Syria debate in US Congress could break a president
This week, and the one that follows, could be the days that break a president.
If Barack Obama escapes humiliation that will be enough - there is no sense that even victory in Congress will leave him in an enviable position.
The next few days will see Mr Obama stripped, all the flaws of his presidency on display, all the strengths of his personality strained to their limit.
His dazzling way with words, his skill as an orator, is beyond doubt. They will be deployed to the full, in the six big TV interviews he has planned, in the address to the nation on Tuesday night.
But recently his words have lost a little of their ability to glamour the listener. The magic has faded with repetition. In some, familiarity has bred contempt.
Even worse for him, the words that are the most important are the hardest. They are the ones he speaks in private, on the phone or in person, to the politicians who hold his fate in their hands. And he's been notoriously bad in persuading Congress of anything.
He ignored the groundwork for years. This a city where, far more than in British parliament, the political is personal.
Just about every senator, every representative has a keen sense of their own importance. Any one would find attention from the president flattering. To those who deal in power, it is currency.
Buttering up an ego today can grease a deal tomorrow. But Mr Obama doesn't like glad-handing, back-slapping and inquiring after sick spouses. He hasn't built up the relations that would allow him to cajole and threaten.
But it is worse than that. Most of us are best at persuading others when we feel passionate about a cause. Listen to President Obama in St Petersburg and it is not always clear that he has persuaded himself.
Battle of instincts
That is perhaps unfair.

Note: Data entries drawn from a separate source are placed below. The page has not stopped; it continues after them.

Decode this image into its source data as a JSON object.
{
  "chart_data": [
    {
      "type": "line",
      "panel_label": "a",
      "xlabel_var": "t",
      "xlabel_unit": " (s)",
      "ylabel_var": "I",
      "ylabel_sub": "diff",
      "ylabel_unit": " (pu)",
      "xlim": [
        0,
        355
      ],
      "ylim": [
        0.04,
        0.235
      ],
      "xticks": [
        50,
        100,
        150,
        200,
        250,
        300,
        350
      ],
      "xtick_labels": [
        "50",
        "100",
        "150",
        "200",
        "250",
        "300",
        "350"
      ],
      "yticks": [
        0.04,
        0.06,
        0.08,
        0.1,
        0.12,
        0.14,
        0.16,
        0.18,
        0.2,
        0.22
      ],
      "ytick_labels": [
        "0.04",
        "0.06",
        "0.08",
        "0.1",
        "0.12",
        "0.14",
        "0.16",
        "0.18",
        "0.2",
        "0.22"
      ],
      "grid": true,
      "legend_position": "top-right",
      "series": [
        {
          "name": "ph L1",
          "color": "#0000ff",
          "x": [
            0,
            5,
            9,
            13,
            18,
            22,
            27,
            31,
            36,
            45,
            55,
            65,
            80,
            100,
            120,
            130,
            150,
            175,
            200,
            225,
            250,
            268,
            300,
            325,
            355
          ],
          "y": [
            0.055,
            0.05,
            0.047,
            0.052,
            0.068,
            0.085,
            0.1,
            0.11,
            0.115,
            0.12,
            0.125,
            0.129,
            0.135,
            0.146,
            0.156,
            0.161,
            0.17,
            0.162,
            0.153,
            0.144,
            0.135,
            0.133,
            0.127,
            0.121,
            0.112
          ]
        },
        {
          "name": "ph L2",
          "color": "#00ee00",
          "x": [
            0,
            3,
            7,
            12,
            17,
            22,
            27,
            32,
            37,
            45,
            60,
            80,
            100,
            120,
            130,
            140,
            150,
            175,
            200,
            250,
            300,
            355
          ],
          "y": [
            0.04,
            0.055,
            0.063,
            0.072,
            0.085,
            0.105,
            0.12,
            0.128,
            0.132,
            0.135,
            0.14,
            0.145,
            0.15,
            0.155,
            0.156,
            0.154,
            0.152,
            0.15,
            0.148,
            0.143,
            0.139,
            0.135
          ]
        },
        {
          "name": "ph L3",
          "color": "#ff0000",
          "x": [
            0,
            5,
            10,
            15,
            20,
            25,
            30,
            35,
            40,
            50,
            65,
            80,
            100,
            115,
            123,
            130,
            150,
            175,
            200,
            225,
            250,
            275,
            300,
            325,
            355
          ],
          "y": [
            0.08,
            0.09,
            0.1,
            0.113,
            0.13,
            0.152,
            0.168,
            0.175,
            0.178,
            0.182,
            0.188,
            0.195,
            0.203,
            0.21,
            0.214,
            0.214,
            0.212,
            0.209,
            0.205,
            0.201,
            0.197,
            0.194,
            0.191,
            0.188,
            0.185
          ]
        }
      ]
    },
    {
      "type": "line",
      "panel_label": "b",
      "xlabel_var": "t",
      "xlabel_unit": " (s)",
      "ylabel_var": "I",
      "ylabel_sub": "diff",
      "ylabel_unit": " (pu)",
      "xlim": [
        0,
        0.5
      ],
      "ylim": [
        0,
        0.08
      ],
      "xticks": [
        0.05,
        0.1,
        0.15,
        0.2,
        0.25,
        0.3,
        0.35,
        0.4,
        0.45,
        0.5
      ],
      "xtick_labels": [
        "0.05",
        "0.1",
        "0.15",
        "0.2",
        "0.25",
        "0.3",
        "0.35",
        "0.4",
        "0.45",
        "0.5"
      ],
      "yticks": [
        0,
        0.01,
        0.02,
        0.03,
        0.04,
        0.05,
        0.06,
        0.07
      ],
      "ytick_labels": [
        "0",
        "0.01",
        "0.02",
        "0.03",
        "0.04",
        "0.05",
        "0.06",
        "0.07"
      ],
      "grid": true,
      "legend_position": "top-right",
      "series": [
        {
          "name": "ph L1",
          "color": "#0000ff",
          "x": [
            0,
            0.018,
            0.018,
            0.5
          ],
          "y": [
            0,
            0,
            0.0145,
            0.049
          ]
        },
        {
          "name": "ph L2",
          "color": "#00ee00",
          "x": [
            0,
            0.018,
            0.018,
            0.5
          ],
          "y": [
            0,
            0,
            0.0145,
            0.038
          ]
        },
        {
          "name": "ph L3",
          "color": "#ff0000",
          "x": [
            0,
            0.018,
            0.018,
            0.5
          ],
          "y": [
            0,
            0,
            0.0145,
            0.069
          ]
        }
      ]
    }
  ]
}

He has decided on a course of action, but only after coming to the end of a long and agonising journey, embarked on reluctantly. It has taken him somewhere that can seem very far from his instincts and nature.
In his Swedish news conference he indicated he would much rather be dealing with the problems of a poor child's education than matters of war and peace. After all, he was elected to put the home front first, and to end America's wars.
To many at home and abroad his priorities are a sign of maturity and strength. But it is not exactly Churchillian.
Mr Obama is one of the few politicians who display their internal workings, and that has its charm.
But it is not only the Prince of Denmark's soliloquies that are a reflection of indecision, that blunt actual action. Battling it out inside the president's soul there are at least three instincts.
There's an emotional desire to avoid war, strengthened by a political imperative to do so for domestic reasons and an intellectual conviction that America mustn't and shouldn't impose its will on the world.
There's the desire, lit by his admiration for the Civil Rights movement, to stand up for the weak, the oppressed and those denied a say in governing themselves.
Then there's the commander-in-chief, whose prime duty is to protect America and its long-term interests in the world.
The interplay between these strands led him to fight shy of involvement in Syria in the first place, but then announce red lines on chemical weapons. They caused him to back away from action when the lines were first breached, and then rather reluctantly return to them, stressing that this wasn't about regime change. When others, including the UK, declined to share his view he turned to Congress.
It is possible his many critics are wrong and he alone has taken a wise course, against the odds. But at the moment this all looks like a mess heading for a political disaster.